Ufak tefek dertler | Volkan Karsan
18 Aralık 2023, 10:58 —
Bu yazımda bahsedeceğim ufak tefek gözlemlerin aslında ülkenin hayatında ne kadar çok anlam ifade ettiğini anlatacak kelimeler bulmakta güçlük çektim. En iyisi dilim döndüğünce yazmak, herkes kendine göre yorumlasın…
Futbol hakemi Halil Umut Meler’e atılan yumruk bir anda ülke gündemine bomba gibi düştü. Belki de böylesine kabul edilemeyecek bir saldırı ilk kez en üst perdeden ve en üst düzeyde tepki gördü. Suçlunun ağır şekilde cezalandırılması için herkes hem fikir oldu. Ama en vahimi bu saldırıya prim veren, alkış tutan insanların varlığıydı, asıl üzerinde kafa yorulmasını gerektiren durumda buydu. Tribünde ve sosyal medyada böyle bir saldırganın yandaş bulması sayıları kaç olursa olsun gerçek sorundu. Çünkü yaşanan sadece futbol sahasındaki bir saldırı değil, bir spor müsabakasındaki adalet dağıtıcısı konumunda olan kişinin ilkelce cezalandırılması girişimiydi.
* * *
Doktorlar son yıllarda çok sayıda darpla karşılaştılar.

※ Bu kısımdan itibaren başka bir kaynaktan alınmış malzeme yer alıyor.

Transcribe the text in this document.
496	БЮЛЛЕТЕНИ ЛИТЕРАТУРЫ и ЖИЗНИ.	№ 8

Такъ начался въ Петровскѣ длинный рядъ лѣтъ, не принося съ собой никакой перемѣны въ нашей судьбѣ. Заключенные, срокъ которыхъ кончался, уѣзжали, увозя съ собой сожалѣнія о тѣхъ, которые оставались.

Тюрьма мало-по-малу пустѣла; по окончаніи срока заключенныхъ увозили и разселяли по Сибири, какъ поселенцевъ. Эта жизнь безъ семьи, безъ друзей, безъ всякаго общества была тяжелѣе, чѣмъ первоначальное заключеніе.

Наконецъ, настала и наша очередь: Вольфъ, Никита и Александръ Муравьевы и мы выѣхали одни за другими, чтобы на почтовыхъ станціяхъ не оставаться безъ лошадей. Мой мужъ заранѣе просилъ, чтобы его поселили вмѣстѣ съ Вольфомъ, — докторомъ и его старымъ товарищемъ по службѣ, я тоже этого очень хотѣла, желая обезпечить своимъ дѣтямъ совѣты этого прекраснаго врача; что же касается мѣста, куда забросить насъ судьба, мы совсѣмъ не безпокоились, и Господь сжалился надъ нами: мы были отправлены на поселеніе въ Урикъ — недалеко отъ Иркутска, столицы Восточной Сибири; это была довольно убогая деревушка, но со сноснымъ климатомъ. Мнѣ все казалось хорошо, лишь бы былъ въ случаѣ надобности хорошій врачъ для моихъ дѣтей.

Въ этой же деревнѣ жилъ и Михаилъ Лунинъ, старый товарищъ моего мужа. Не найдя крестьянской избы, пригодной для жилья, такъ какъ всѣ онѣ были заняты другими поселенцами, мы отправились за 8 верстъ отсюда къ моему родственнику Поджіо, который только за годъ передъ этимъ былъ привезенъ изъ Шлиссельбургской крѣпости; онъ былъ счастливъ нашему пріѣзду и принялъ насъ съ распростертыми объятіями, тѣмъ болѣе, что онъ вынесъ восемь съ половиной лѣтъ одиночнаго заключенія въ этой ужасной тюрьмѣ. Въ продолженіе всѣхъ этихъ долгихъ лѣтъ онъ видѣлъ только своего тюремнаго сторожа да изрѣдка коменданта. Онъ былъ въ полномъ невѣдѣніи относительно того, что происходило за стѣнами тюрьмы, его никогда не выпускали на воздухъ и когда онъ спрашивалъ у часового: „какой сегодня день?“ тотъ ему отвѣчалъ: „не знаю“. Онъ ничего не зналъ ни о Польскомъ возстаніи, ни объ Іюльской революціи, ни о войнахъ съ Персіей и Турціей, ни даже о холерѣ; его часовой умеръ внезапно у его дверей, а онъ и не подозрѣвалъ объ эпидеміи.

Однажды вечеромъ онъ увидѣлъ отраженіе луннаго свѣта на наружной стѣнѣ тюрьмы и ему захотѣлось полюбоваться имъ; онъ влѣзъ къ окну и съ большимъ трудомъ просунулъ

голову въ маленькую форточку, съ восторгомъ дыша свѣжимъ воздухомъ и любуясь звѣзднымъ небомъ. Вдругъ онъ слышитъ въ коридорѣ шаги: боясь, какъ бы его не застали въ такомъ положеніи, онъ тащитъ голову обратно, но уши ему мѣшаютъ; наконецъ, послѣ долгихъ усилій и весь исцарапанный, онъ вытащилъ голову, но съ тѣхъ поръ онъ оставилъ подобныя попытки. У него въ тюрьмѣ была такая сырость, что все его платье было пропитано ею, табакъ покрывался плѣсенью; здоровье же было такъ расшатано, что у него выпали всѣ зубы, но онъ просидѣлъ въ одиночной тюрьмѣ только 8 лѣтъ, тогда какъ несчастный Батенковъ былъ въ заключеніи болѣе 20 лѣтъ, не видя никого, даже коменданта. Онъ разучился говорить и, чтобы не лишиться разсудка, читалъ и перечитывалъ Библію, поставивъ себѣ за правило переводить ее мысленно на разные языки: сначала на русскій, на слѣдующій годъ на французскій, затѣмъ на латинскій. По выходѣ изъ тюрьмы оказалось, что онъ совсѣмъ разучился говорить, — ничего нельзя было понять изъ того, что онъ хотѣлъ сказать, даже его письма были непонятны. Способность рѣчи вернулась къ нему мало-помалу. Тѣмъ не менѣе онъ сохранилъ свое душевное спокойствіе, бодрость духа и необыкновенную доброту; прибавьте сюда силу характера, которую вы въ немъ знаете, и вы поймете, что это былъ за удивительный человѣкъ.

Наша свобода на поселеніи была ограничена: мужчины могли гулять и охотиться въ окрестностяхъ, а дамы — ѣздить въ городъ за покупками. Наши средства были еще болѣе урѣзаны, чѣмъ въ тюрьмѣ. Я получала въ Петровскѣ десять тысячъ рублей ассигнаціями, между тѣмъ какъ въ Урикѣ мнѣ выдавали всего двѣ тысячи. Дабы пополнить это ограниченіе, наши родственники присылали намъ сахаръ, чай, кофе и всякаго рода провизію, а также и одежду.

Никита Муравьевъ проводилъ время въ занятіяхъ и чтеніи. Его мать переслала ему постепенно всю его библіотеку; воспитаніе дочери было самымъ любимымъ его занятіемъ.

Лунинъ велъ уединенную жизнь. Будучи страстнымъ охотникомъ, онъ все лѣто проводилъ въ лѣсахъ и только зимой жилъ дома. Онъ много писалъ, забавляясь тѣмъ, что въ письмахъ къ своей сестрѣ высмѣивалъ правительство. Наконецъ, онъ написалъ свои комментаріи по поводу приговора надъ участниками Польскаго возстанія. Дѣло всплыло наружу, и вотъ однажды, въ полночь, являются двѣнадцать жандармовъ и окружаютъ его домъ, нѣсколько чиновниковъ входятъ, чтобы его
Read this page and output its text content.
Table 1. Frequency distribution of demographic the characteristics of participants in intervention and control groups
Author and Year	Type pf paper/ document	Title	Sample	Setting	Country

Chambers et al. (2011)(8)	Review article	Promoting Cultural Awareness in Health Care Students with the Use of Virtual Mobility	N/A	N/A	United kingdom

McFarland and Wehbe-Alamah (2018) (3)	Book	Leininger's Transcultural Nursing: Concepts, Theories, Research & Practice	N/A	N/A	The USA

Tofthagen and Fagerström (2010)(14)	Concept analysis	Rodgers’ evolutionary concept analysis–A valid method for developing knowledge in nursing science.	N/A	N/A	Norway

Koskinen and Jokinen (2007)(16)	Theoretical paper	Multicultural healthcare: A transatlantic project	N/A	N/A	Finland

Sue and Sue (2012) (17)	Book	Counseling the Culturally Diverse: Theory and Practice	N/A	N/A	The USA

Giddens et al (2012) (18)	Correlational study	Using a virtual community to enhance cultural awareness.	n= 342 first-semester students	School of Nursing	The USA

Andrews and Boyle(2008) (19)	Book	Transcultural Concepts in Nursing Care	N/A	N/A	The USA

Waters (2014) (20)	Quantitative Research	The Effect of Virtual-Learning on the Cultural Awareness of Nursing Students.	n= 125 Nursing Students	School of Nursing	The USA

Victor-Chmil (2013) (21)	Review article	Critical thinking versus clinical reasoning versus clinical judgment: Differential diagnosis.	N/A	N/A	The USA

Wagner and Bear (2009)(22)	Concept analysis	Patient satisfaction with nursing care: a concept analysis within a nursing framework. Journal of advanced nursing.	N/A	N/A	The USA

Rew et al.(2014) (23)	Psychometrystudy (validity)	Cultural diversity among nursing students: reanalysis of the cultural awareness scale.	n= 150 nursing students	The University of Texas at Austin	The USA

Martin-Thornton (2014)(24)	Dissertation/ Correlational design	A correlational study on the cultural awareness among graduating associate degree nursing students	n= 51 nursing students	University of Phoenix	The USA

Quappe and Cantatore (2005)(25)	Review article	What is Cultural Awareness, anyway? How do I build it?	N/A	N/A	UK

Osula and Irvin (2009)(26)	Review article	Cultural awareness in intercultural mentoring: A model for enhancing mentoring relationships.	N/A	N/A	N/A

Onlar için hakemlere gösterilen özen pek gösterilmedi. Özellikle akademik kariyer yapan gençler adalet beklentileri karşılanmayınca ve ekonomik geleceklerinden kuşku duyduklarında farklı yönlere gidebiliyorlar. Bunlardan biri de göç oluyor.
Geçenlerde bir dizi seyrederken Marsilya’nın son haline tanık oldum. Gençlik yıllarımızdan bu yana hep dillerde bir söz vardır. İzmir bu kadar göç almasa, çarpık yapılaşma olmasa bir Marsilya olurdu diye. Evet İzmir Marsilya olmadı ama Marsilya son görüntüsü ile İzmir’den beter olmuş.
Burada şunu söylemek istiyorum. Göç eden gençler seçimlerini yaparken bir şeye dikkat etmeliler, o ülke ya da kentin geleceği… Yoksa günün birinde göç ettikleri kentten de kaçmak zorunda kalabilirler.
* * *
Geçtiğimiz günlerde Kazandıran Sohbetler için görüştüğüm bir kişi teknoloji ve dijitalleşmenin hayatımızdaki yerinin artmasıyla saygı ve nezaketin çok daha zor bulunur hale geleceğini söyledi.
Gerçekten de günümüzde bile bu iki değerli kavramın eksildiğini hissetmiyor muyuz? Bunlara empati, hoşgörü hatta cömertliğin de eklenmesi mümkün…
Doğada ve tüketimde vahşi davranışlar sanki bu eksilen değerlerin etkisini de taşımıyor mu?
Hele tasarruftan söz edildiğinde herkesin aklına sadece para biriktirmek gelmiyor mu?
Aslında iki konu dünyanın geleceğini ve barış içinde yaşama imkanımızı belirliyor. Su ihtiyacı ve enerji… Ama her ikisinde de kaynak bulma ya da üretme kadar onları gerektiği kadar kullanma konusunu da ciddiye alsak, kısacası tasarruf etsek çok karlı çıkılmaz mı?
* * *
Çevreden bir örnekle yazımızı sonlandıralım. Çöplerden ekmeğini çıkaran “kağıt toplayıcı”ların artık adını değiştirmek lazım. Çünkü onlar artık koli, karton, kağıt gibi maddelerden hiç birinin suratına bakmıyorlar. Plastik ve teneke kutulara ağırlık vermiş durumdalar. Biliyor musunuz bilmem ama önce şişe dönüşümü terk edildi. Nedeni dönüşümün üretimden daha pahalıya gelmesi. Peki kağıt toplanmasının cazibesini yitirme nedenini biliyor musunuz?
Bana bir toplayıcı anlattı, öyle öğrendim… “Bu işi yaparken günde 3-5 şişe su içiyorum. Bütün gün kağıt toplasam içtiğim suyun parasını çıkartamıyorum” dedi.
Varın gerisini siz düşünün, insanın içinden sokakta çeşmelerden su içtiği günleri özleyesi geliyor.
UNUTMAYIN… Bu dünyayı torunlarımızdan ödünç aldık. BUGÜN DÜNYA BARIŞI, ÇEVRE, HAK VE ADALET İÇİN BİR ŞEYLER YAPMIŞ OLMANIZI DİLİYORUM.